| > It certainly has major shortcomings, and consequently being used very little, right now Its use is low because it is still in the testing phase and there are purposefully few mainnet clients. > There is absolutely no scientific evidence that big blocks don't work. I'm not claiming they won't, only that they by necessity sacrifice some level of decentralization, because they require more resources. > What's unscientific is claiming that the LN can act as a substitute for on-chain transactions when it's an unproven experimental technology. What I mean to say is that I think the approach that Core is taking to scaling is a more scientific route. I think lots of people support bigger blocks because it seems obvious and makes sense at first glance, but so do a lot of things that aren't good. The core approach is a classical computer science acknowledgement of scarce resources and the creative implementation of technology to get around them. > It's about the original scaling that plan Satoshi published. Bitcoin's original adopters were told that Bitcoin would be able to match Visa's throughput by scaling on-chain. I don't know why this is particularly significant. If you think it can do that, go do it. But if the same feature set is essentially maintained (or even improved, in the case of Lightning), then I don't know why we'd stick to what Satoshi originally published. What's the actual reason we should? > That was the experiment they signed up for. I mean I consider myself to be a relatively early adopter and that's not what I signed up for. I signed up for a decentralized system of financial sovereignty. Payments is a part of that, but if the system isn't decentralized, it doesn't matter. So I appreciate the core emphasis on that part, and from my perspective layer 2 has many enhancements and is a great upgrade. I don't know why I'd cling to on-chain scaling specifically. It's like adamantly supporting combustion engines in the new age of renewables and electric motors. |
There is no proof that it will ever be widely useful/adopted.

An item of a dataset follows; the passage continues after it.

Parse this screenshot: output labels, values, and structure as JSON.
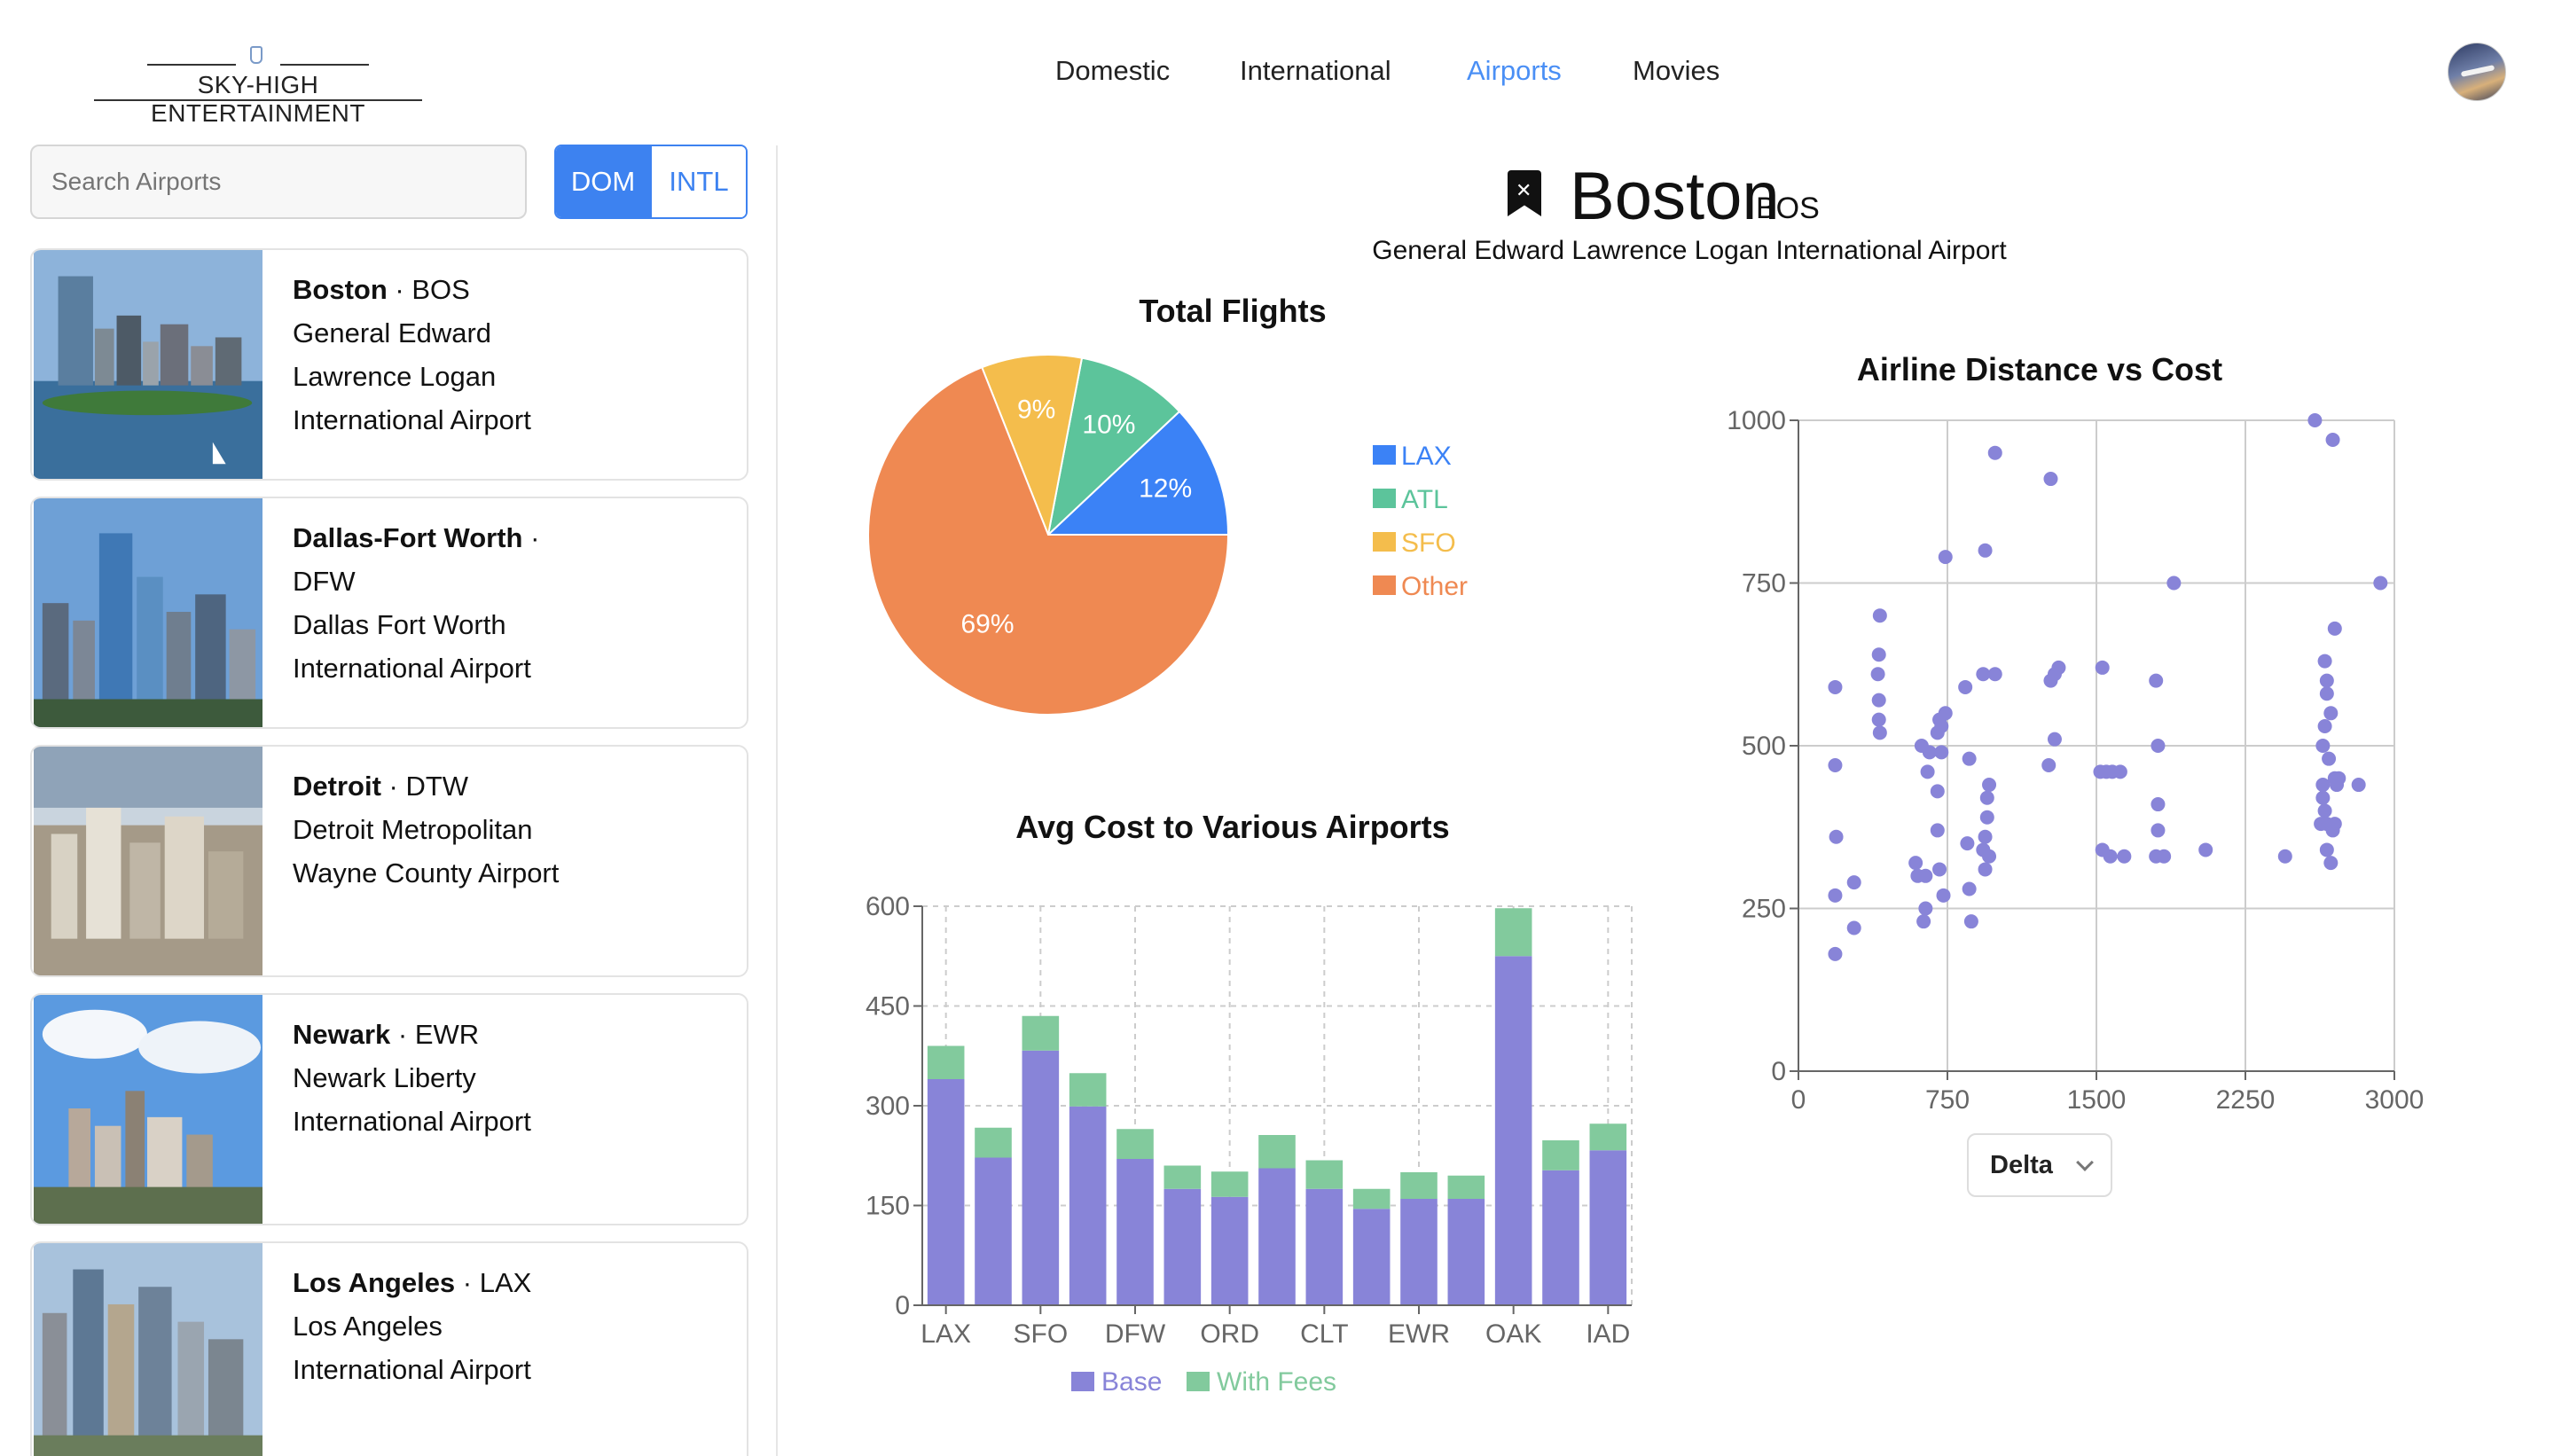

>>I'm not claiming they won't, only that they by necessity sacrifice some level of decentralization, because they require more resources.
There is no scientific evidence that it sacrifices too much decentralization to maintain Bitcoin's censorship resistance.
You're making a false appeal to science to give Core's scaling plan intellectual integrity that it doesn't have.
>>I think lots of people support bigger blocks because it seems obvious and makes sense at first glance, but so do a lot of things that aren't good.
Your speculation about why people support on-chain scaling, and your unproven opinion that on-chain scaling is not a good plan, is not evidence that Core's roadmap is more scientific than the original one.
>>I mean I consider myself to be a relatively early adopter and that's not what I signed up for.
Up until 2013, all published plans for Bitcoin scaling, including those written by Bitcoin's lead/original developer, Satoshi, stated it would scale on-chain through large blocks, and implied that the decentralization sacrifice needed to do that was a reasonable trade-off.
The earliest adopters therefore signed up for that roadmap. Any change to that roadmap required consensus, which it never got.